What is the shortest distance between electron and positron before they are annihilated?

In QED, the basic annihilation process is described by a $\bar{\psi }{{A}^{\mu }}{{\gamma }_{\mu }}\psi $ interaction term, in which the electron $(\psi )$, positron $(\bar{\psi })$ , and photon $(A)$ field operators act at exactly the same point. However, there are small, higher-order corrections to this term, which arguably make it non-local. (This is fancy technical jargon for John Rennie’s caveat, when interactions become significant.)

This is the process that plays in ${{e}^{-}}{{e}^{+}}\to {{\mu }^{-}}{{\mu }^{+}}$ . Some different happens in ${{e}^{-}}{{e}^{+}}\to \gamma \gamma $, where the incoming electron and positron are annihilated at two different points.

The idea that two particles must have zero separation to annihilate may seem surprising in classical terms, but not in quantum mechanics, where particles of definite momentum have undefined positions.
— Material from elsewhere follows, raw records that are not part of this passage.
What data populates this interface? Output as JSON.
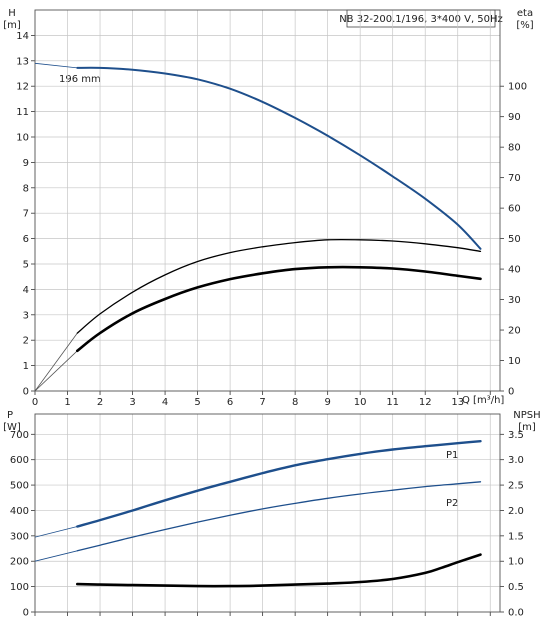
{
  "chart_data": [
    {
      "type": "line",
      "legend_box": "NB 32-200.1/196, 3*400 V, 50Hz",
      "left_axis": {
        "title": "H",
        "unit": "[m]",
        "range": [
          0,
          15
        ],
        "ticks": [
          "0",
          "1",
          "2",
          "3",
          "4",
          "5",
          "6",
          "7",
          "8",
          "9",
          "10",
          "11",
          "12",
          "13",
          "14"
        ]
      },
      "right_axis": {
        "title": "eta",
        "unit": "[%]",
        "range": [
          0,
          125
        ],
        "ticks": [
          "0",
          "10",
          "20",
          "30",
          "40",
          "50",
          "60",
          "70",
          "80",
          "90",
          "100"
        ]
      },
      "x_axis": {
        "label": "Q [m³/h]",
        "range": [
          0,
          14.3
        ],
        "ticks": [
          "0",
          "1",
          "2",
          "3",
          "4",
          "5",
          "6",
          "7",
          "8",
          "9",
          "10",
          "11",
          "12",
          "13"
        ]
      },
      "curve_label": "196 mm",
      "series": [
        {
          "id": "head",
          "axis": "left",
          "thin_part": {
            "x": [
              0,
              1.3
            ],
            "y": [
              12.9,
              12.72
            ]
          },
          "x": [
            1.3,
            2,
            3,
            4,
            5,
            6,
            7,
            8,
            9,
            10,
            11,
            12,
            13,
            13.7
          ],
          "y": [
            12.72,
            12.72,
            12.65,
            12.5,
            12.27,
            11.9,
            11.38,
            10.75,
            10.05,
            9.28,
            8.45,
            7.57,
            6.55,
            5.6
          ]
        },
        {
          "id": "eta",
          "axis": "right",
          "thin_part": {
            "x": [
              0,
              1.3
            ],
            "y": [
              0,
              19
            ]
          },
          "x": [
            1.3,
            2,
            3,
            4,
            5,
            6,
            7,
            8,
            9,
            10,
            11,
            12,
            13,
            13.7
          ],
          "y": [
            19,
            25.3,
            32.4,
            38.1,
            42.5,
            45.4,
            47.3,
            48.7,
            49.6,
            49.6,
            49.2,
            48.3,
            47,
            45.8
          ]
        },
        {
          "id": "eta_total",
          "axis": "right",
          "thin_part": {
            "x": [
              0,
              1.3
            ],
            "y": [
              0,
              13.2
            ]
          },
          "x": [
            1.3,
            2,
            3,
            4,
            5,
            6,
            7,
            8,
            9,
            10,
            11,
            12,
            13,
            13.7
          ],
          "y": [
            13.2,
            19,
            25.5,
            30.2,
            34,
            36.7,
            38.6,
            40,
            40.6,
            40.6,
            40.2,
            39.2,
            37.8,
            36.8
          ]
        }
      ]
    },
    {
      "type": "line",
      "left_axis": {
        "title": "P",
        "unit": "[W]",
        "range": [
          0,
          780
        ],
        "ticks": [
          "0",
          "100",
          "200",
          "300",
          "400",
          "500",
          "600",
          "700"
        ]
      },
      "right_axis": {
        "title": "NPSH",
        "unit": "[m]",
        "range": [
          0,
          3.9
        ],
        "ticks": [
          "0.0",
          "0.5",
          "1.0",
          "1.5",
          "2.0",
          "2.5",
          "3.0",
          "3.5"
        ]
      },
      "x_axis": {
        "range": [
          0,
          14.3
        ]
      },
      "series": [
        {
          "name": "P1",
          "axis": "left",
          "thin_part": {
            "x": [
              0,
              1.3
            ],
            "y": [
              295,
              337
            ]
          },
          "x": [
            1.3,
            2,
            3,
            4,
            5,
            6,
            7,
            8,
            9,
            10,
            11,
            12,
            13,
            13.7
          ],
          "y": [
            337,
            362,
            400,
            440,
            478,
            513,
            547,
            578,
            602,
            623,
            640,
            653,
            665,
            673
          ]
        },
        {
          "name": "P2",
          "axis": "left",
          "thin_part": {
            "x": [
              0,
              1.3
            ],
            "y": [
              200,
              241
            ]
          },
          "x": [
            1.3,
            2,
            3,
            4,
            5,
            6,
            7,
            8,
            9,
            10,
            11,
            12,
            13,
            13.7
          ],
          "y": [
            241,
            263,
            295,
            325,
            354,
            381,
            406,
            428,
            448,
            465,
            480,
            494,
            505,
            513
          ]
        },
        {
          "id": "npsh",
          "axis": "right",
          "x": [
            1.3,
            2,
            3,
            4,
            5,
            6,
            7,
            8,
            9,
            10,
            11,
            12,
            12.5,
            13,
            13.7
          ],
          "y": [
            0.55,
            0.54,
            0.53,
            0.52,
            0.51,
            0.51,
            0.52,
            0.54,
            0.56,
            0.59,
            0.65,
            0.77,
            0.87,
            0.98,
            1.13
          ]
        }
      ]
    }
  ],
  "colors": {
    "blue": "#1e4f8c",
    "black": "#000000",
    "grid": "#c6c6c6",
    "thin": "#555555"
  }
}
I don't think there is a simple answer to this.

The problem is that in quantum electrodynamics the particles we call electrons and positrons are the states described by the quantum field in the limit of negligible interactions i.e. when the particle is too far from any other particles for any significant interaction to occur. In this limit the particles are described by the free field states i.e. Fock states.

The problem is that when interactions become significant the states of the quantum field are perturbed away from the free field states. We can calculate this perturbation, using (unsurprisingly) perturbation theory, to calculate scattering probabilities, but we don't actually know what the states are. So in the annihilation process it isn't really the case that there is one electron and one positron present because the state of the quantum field cannot simply be described as an electron state and a positron state. If we insist on trying to describe it using the free field states then we have to conclude there are other particles present as well i.e. the virtual particles.

The point of all this is that during the annihilation process the electron-positron separation isn't well defined so it doesn't make sense to ask how close the two get before they are annihilated.


As a greasy handed experimenter I have a simple answer to this. Look through all the high-energy, exclusive data you have available on $e^+ + e^- \to 2\gamma$ (or possibly $e^+ + e^- \to \mu^+ + \mu^-$), pick the event with the largest squared four-momentum transfer $Q^2 = -t$ (or invariant mass $s$), and use that to characterize a length scale $$ L = \frac{hc}{\sqrt{-t}} \quad\text{or}\quad \frac{hc}{\sqrt{s}}\;,$$ which you declare to be the best experimental answer to date.

I assume the winning event is to be found somewhere in the LEP II datasets, but I have no idea what the answer might be.

However, there is no theoretical upper limit on those experiment observables and therefore no theoretical lower limit on the distance (short of the Planck scale). Finding such a lower limit would mean either a discovery that the charged leptons are not fundamental or that you've hit the scale of a more fundamental underlying theory (string theory, super-symmetry, etc.)